Il est frappant de constater que les « grands » candidats sont des calculatrices à parole. Derrière leurs chiffres, souvent contestables, la pensée ou ce qui en tient lieu est indigente. Hollande nous ressort le catalogue de la bien-pensance socialiste, par exemple en voulant supprimer le mot « races » de la Constitution (faudra-t-il supprimer les mots « homme » et « femme » pour faire plaisir à certains lobbies ?…) ; il serait plus opportun de réfléchir à ce qu’est ou n’est pas le concept de race plutôt que d’en nier l’existence. Toujours cette volonté de niveler les différences tout en les exaltant : c’est dans l’air du temps. Côté Sarkozy, de pensée, point : les virages à 180 degrés du Líder Mínimo en sont la preuve flagrante, s’il en fallait encore une après cinq années passées à disloquer notre pays faute d’en avoir une vision.

Bayrou pense, parle et écrit. D’aucuns en tireraient argument pour dire qu’il est incapable de gouverner. Le Parisien disait, le 15 mars 2012 : « C’est un peu quitte ou double. Il tire la campagne vers le haut, au risque d’apparaître plus comme un penseur qu’un acteur de la société.  » Certes. Mais l’un n’empêche pas l’autre. Je dirais même : l’un est le carburant de l’autre. S’il fallait en citer deux exemples, celui du poète Václav Havel, devenu « président-philosophe » de la Tchécoslovaquie, en serait un (Bayrou a assisté à ses obsèques). L’autre, c’est Nelson Mandela, qui fut un activiste, un président et un sage pour le plus grand bien de l’Afrique du Sud (je le tiens même pour le plus grand héros du XXe siècle).

Voilà pourquoi Bayrou, qui a relu de Gaulle, plaide pour un projet de société : « Il n’y aura pas de marche en avant s’il n’y a pas de cap », affirme-t-il (Libération du 14 mars 2012).

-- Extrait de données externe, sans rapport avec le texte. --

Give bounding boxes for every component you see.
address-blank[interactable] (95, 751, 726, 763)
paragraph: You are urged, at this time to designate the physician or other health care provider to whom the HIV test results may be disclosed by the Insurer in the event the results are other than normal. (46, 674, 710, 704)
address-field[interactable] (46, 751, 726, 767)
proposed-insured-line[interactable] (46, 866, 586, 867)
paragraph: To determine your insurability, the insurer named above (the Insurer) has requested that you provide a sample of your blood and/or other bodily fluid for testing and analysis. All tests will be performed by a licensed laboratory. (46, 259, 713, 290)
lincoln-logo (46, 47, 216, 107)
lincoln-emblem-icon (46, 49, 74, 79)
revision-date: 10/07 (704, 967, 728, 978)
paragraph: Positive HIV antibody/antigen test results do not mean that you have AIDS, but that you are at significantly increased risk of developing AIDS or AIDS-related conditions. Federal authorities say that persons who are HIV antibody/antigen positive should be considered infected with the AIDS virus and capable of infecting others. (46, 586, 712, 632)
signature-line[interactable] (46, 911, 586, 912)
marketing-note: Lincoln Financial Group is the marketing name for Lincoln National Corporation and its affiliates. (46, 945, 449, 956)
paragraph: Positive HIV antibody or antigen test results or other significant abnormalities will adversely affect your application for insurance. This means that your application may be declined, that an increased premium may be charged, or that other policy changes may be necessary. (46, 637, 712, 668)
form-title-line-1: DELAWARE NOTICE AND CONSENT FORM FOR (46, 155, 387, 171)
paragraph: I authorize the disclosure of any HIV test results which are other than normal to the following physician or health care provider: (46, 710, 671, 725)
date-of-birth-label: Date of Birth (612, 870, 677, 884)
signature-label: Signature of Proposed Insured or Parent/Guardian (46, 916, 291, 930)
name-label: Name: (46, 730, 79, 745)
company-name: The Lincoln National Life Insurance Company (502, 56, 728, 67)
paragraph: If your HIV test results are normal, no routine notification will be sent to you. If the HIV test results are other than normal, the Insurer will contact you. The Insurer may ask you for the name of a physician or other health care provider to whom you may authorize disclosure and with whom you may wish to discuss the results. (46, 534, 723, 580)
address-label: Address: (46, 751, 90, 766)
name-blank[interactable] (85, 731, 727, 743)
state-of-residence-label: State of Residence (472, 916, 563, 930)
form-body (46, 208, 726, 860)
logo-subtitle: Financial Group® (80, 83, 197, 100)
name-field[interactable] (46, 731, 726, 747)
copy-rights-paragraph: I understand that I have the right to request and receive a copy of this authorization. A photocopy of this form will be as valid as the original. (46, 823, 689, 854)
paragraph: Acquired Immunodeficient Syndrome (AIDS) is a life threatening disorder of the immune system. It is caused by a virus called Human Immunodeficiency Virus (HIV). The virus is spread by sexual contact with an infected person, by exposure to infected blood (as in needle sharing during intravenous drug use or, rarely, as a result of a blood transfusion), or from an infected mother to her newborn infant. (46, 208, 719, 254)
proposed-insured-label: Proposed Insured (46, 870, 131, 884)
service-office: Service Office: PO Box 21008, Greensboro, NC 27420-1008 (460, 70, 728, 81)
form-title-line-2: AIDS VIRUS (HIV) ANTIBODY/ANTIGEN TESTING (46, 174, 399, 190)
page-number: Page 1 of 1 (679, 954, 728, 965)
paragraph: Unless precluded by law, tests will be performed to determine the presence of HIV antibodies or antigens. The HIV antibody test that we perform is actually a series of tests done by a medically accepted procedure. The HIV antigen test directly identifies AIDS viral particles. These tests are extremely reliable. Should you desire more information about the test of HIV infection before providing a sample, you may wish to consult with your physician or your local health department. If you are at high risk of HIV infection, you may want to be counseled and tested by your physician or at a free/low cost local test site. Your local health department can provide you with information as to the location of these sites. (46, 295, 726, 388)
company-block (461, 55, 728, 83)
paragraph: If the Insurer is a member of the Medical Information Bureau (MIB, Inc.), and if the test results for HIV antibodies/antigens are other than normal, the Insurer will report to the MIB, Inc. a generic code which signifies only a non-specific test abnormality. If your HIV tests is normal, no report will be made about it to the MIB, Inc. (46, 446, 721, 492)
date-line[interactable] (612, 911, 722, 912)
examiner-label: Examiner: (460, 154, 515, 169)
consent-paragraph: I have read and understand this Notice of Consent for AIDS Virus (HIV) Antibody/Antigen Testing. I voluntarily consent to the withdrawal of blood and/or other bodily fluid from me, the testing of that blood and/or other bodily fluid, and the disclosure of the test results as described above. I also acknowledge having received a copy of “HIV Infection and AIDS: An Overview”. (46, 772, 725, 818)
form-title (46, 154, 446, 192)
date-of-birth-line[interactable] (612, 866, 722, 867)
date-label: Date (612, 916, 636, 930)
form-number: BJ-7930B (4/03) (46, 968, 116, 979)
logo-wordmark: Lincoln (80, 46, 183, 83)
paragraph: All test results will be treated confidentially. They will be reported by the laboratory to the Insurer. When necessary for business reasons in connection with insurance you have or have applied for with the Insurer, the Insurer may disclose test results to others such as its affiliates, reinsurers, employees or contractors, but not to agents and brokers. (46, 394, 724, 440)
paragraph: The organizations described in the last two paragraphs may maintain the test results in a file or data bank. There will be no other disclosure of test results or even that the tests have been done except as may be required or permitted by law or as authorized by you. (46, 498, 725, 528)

Pourquoi les Français placent-ils François Bayrou en tête des personnalités les plus appréciées, à 60% (en hausse constante), alors que les sondages, même inexacts, le donnent entre 11 et 15% dans les intentions de vote ? Eh bien c’est parce qu’ils veulent des miracles : Guéris nos écrouelles ! Augmente le SMIC ! Améliore nos retraites ! Protège nos bas de laine ! Fais des miracles ! Descends de la croix ! Fais un miracle puisque tu vas à la messe !

Pire encore : nos compatriotes veulent des miracles auxquels ils ne croient pas… mais auxquels ils veulent croire…

Changer de mentalité

Si cette équation bancale parvient à se résoudre, si les électeurs se décident pour un langage de vérité (je n’ai pas dit : une pensée infaillible), l’élection est gagnée pour Bayrou.

« Pour être prêt à espérer en ce qui ne trompe pas, il faut d’abord désespérer de tout ce qui trompe », écrivait Bernanos. La France est-elle assez désespérée pour préférer aux brutes et aux illusionnistes celui qui dit la vérité ? C’est ce que nous verrons.

Pierre Mendès-France était de cette race-là (oh ! pardon, M. Hollande). Il n’a gouverné que sept mois, mais il s’est forgé une légende méritée d’intégrité et de droiture politique. Jimmy Carter n’a fait qu’un mandat comme président des États-Unis. Aujourd’hui, il est universellement respecté après avoir été beaucoup méprisé.

Je parierais volontiers que, si François Bayrou devient président de la République française, il ne fera qu’un mandat. Mais permettons-lui de le faire ! Des déceptions, il y en aura, c’est certain. Mais il n’est plus supportable d’être gouverné à la schlague par des gens prostitués aux valeurs monétaires, même pas au service de tous, mais à celui de leurs amis riches. Et si la France repassait aux mains des socialistes, elle serait certes un peu plus humaine, mais trop encombrée de casseroles (il fallait écouter Montebourg, Mme Aubry !) et trop empesée de slogans de pure idéologie, qui contraindraient François Hollande à faire marche arrière toute en moins de temps que Mitterrand n’a dû le faire au début des années 80.

Bayrou a un programme pensé, réaliste, qu’il convient de lire et, pourquoi pas, de méditer. Actuellement, les intentions de votes semblent s’équilibrer, notamment grâce à Jean-Luc Mélenchon. Cela fait tomber l’argument du « vote utile », qui a tellement nui à Bayrou. Le temps est venu de retrouver une France fraternelle, juste, courageuse et vraie.